Artist

Ute Lemper

Genre: Vocal ,Cabaret ,Show Tunes ,Cast Recordings ,Vocal Pop ,Adult Alternative Pop / Rock ,Contemporary Pop
Origin: U.S.A
Active: 1983 - Present
Listen on Coda
Germany's Ute Lemper has earned worldwide acclaim for her multifaceted career as a vocalist, composer, performer, and screen presence. The 1986 album Ute Lemper Sings Kurt Weill positioned her early as a leading voice for the cabaret repertoire of Weimar Germany. Her 1989 release Crimes of the Heart placed her squarely in a pop context. By 1993 the international hit Illusions demonstrated her command of French chanson. She joined forces with Stephen Sondheim for the 1995 project City of Strangers. Punishing Kiss, issued in 2000, featured original material penned expressly for her by contemporary writers. In 2015 she turned to the poetry of Pablo Neruda for Forever: The Love Poems of Pablo Neruda, then partnered with Brazilian author Paulo Coelho on the 2016 song cycle The Nine Secrets. Rendezvous with Marlene, released in 2020, paid homage to Marlene Dietrich. Time Traveler, an entirely original collection issued by Jazzhaus in June 2023, merged privately taped songs from earlier decades with fresh compositions.

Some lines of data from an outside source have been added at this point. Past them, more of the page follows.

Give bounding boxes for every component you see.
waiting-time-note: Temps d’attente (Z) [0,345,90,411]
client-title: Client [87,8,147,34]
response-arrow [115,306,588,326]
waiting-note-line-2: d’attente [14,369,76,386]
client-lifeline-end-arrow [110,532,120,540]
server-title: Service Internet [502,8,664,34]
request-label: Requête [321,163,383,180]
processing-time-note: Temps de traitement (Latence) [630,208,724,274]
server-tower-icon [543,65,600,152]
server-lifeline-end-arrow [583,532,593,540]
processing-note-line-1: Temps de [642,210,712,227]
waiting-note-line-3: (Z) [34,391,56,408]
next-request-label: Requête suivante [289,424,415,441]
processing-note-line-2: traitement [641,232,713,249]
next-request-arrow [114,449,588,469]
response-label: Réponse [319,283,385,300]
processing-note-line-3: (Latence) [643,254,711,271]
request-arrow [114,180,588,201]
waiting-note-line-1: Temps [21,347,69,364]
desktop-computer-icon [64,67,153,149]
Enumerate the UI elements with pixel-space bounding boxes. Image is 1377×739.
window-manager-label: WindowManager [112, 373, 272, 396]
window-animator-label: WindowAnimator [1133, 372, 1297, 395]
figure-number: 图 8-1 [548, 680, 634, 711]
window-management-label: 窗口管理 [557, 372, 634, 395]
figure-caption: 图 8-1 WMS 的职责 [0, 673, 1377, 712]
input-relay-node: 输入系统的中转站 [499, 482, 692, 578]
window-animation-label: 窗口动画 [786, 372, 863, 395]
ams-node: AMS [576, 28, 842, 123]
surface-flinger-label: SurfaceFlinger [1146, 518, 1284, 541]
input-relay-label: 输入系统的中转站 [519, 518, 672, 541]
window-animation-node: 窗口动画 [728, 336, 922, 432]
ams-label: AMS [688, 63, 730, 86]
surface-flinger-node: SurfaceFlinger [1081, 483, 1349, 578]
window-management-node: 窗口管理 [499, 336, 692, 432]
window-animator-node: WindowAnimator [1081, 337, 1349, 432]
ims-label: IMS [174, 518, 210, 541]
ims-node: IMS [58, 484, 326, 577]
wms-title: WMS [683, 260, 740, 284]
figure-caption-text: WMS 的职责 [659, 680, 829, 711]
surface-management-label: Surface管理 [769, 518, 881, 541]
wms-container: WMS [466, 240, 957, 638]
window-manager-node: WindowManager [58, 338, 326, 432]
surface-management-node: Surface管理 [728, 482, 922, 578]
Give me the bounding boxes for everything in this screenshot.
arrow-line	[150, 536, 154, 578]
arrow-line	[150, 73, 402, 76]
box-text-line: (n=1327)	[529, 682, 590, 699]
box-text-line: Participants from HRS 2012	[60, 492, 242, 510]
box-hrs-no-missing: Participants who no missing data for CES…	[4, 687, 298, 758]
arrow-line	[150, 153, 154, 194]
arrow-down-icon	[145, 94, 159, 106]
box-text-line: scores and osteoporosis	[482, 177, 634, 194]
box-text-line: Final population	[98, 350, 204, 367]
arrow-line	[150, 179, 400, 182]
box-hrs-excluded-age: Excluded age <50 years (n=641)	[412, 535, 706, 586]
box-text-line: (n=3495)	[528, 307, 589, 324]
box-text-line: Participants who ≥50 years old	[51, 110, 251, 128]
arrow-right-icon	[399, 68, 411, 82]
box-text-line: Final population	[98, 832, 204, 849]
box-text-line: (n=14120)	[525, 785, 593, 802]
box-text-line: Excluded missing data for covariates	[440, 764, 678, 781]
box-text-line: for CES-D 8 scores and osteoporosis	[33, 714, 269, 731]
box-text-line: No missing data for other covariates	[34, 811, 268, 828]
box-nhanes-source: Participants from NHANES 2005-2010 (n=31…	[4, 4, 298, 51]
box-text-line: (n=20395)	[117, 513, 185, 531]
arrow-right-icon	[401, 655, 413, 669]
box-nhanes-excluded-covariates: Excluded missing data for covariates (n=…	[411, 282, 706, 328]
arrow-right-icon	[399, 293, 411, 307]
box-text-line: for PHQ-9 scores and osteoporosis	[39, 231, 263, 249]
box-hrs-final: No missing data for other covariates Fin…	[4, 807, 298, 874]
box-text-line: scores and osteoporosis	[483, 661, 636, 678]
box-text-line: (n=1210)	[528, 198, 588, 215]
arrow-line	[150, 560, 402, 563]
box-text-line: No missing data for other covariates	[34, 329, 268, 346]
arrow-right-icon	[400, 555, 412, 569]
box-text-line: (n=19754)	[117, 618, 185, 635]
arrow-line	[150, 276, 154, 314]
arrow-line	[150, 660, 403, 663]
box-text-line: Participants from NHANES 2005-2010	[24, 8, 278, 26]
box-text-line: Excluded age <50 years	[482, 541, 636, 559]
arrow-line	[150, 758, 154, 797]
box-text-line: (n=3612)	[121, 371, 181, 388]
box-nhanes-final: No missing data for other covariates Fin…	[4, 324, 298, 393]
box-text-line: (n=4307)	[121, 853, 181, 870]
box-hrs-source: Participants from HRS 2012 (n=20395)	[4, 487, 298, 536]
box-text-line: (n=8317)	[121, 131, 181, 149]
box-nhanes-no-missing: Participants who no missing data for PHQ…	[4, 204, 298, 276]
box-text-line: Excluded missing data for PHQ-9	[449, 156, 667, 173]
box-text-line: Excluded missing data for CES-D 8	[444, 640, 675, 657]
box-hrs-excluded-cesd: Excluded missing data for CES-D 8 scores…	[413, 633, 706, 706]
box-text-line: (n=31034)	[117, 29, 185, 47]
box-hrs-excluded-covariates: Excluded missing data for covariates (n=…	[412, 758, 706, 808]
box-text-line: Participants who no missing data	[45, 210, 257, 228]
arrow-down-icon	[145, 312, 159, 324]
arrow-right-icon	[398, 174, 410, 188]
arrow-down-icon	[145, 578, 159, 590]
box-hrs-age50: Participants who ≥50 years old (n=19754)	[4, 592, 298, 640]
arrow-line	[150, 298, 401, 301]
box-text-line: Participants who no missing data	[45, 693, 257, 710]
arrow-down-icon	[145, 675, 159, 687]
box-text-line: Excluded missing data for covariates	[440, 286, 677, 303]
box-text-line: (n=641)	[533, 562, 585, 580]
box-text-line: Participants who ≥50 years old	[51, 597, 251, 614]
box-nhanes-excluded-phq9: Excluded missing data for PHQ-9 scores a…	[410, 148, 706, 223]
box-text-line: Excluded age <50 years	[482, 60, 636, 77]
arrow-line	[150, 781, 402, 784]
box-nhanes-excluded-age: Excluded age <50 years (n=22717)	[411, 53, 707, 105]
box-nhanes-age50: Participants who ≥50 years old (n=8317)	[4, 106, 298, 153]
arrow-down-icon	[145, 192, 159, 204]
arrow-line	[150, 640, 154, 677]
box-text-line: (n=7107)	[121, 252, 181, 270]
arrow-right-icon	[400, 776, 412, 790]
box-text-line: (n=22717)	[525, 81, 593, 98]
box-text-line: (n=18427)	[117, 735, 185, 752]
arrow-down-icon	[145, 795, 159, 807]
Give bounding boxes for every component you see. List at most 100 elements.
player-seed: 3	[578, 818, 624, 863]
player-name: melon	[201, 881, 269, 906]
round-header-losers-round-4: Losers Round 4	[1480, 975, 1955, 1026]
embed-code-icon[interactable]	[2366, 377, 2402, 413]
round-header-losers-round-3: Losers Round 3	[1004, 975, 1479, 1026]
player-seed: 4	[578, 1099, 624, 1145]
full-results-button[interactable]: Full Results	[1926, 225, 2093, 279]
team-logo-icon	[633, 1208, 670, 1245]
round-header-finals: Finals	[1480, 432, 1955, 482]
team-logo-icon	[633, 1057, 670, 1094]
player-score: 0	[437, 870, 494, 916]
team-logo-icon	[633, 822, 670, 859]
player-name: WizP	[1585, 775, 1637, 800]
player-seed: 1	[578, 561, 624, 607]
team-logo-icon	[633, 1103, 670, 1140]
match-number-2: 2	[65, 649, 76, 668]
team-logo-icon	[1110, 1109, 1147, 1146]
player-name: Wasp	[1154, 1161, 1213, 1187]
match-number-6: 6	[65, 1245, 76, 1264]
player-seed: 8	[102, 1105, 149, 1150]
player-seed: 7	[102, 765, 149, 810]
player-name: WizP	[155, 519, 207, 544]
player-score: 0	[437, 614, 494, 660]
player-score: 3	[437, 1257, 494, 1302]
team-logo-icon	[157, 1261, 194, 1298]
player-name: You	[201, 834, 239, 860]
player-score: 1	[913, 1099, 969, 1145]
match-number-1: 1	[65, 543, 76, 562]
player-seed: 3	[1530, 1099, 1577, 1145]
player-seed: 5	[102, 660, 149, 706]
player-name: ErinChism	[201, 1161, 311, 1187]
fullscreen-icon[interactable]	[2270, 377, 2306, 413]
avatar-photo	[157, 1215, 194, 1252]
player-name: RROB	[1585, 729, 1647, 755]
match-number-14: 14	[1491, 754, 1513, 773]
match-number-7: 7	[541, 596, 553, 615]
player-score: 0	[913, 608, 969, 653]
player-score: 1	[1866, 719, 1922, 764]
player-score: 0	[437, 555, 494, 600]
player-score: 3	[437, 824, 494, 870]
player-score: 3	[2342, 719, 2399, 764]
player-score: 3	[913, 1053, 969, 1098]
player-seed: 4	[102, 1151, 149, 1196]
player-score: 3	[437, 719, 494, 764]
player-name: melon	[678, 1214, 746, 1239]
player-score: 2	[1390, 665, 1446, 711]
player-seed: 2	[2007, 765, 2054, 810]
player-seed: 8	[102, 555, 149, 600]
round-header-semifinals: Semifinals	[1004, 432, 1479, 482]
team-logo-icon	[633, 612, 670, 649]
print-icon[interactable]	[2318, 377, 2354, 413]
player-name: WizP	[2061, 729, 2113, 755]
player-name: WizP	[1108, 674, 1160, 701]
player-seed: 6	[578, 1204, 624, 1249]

Born in Münster on July 4, 1963, Lemper began piano and dance lessons at age nine before pursuing theater training at the Max Reinhardt Seminary in Vienna and completing further studies in Salzburg, Cologne, and Berlin. After taking the stage in the Viennese mounting of Andrew Lloyd Webber's Cats in 1983, she assumed the title role in the musical Peter Pan two years later. Her portrayal of Sally Bowles in a 1986 European revival of Cabaret earned a Molière award during its run at Paris' Théâtre Mogador. Following an international tour devoted to the songs and life of Kurt Weill, she moved into film with appearances in Peter Greenaway's Prospero's Books and Robert Altman's Ready to Wear.

Her discography encompasses the 1991 pop-oriented Crimes of the Heart, the Michael Nyman collaboration Songbook, and further tributes to Weill, Berthold Brecht, Edith Piaf, and Marlene Dietrich. In 1998 she starred in the West End production of Chicago; the following spring brought Punishing Kiss, whose songs were written for her by Nick Cave, Elvis Costello, Neil Hannon, Tom Waits and Kathleen Brennan, and Scott Walker. The project departed from her prior work and prompted a reassessment of her artistic identity. Energized by the recording and its tour, she began writing her own material. In the New York studio of future husband Todd Turkisher she sketched lyrics on paper, developed melodies at the piano, and captured ideas on analog tape. Several pieces surfaced on 2002's But One Day..., while the remainder stayed archived in her in-laws' basement. Additional songs were composed for 2008's Between Yesterday and Tomorrow, yet none of the early tape material appeared on that release.

She moved to Steinway & Sons for 2012's Paris Days, Berlin Nights, which gathered works by Astor Piazzolla, Chava Alberstein, Weill, Hanns Eisler, and Jacques Brel. After another global tour she assumed compositional duties alongside Argentine bandoneón player and composer Marcelo Nisinman, resulting in the tango-inflected Forever: The Love Poems of Pablo Neruda. Still active as a songwriter, she next collaborated with Brazilian novelist and former 1970s hit songwriter Paulo Coelho, setting selections from his novel Manuscript Found in Accra. Performed by her touring ensemble together with an international cast of musicians, the project featured wind, reed, and brass charts by Gil Goldstein and Middle Eastern string arrangements by Jamshied Sharifi. Released in February 2016 as The 9 Secrets, the album included guest appearances by Coelho on two tracks.

Lemper deepened her engagement with the Dietrich legacy through the 2019 stage revue Rendezvous with Marlene, later recording and producing the material with orchestra for Jazzhaus. Issued in summer 2020, the collection drew on a three-hour telephone conversation between the two artists in 1988 and incorporated several songs linked to Dietrich, among them a bilingual rendition of Bob Dylan's "Blowing in the Wind" performed in German and English.

In 2021 the tapes left in her in-laws' basement were recovered along with a backup cassette. Lemper and Turkisher restored and digitized the originals. Certain selections proved too dated for revision, while others retained sufficient vitality for fresh treatment. Production adjustments placed fragments of her younger voice alongside newly sung lyrics set against updated grooves. Seized again by the urge to write, she returned to paper and piano; the title track of Time Traveler became the first piece to surface from this dialogue between her present and earlier selves. Jazzhaus issued Time Traveler in June 2023.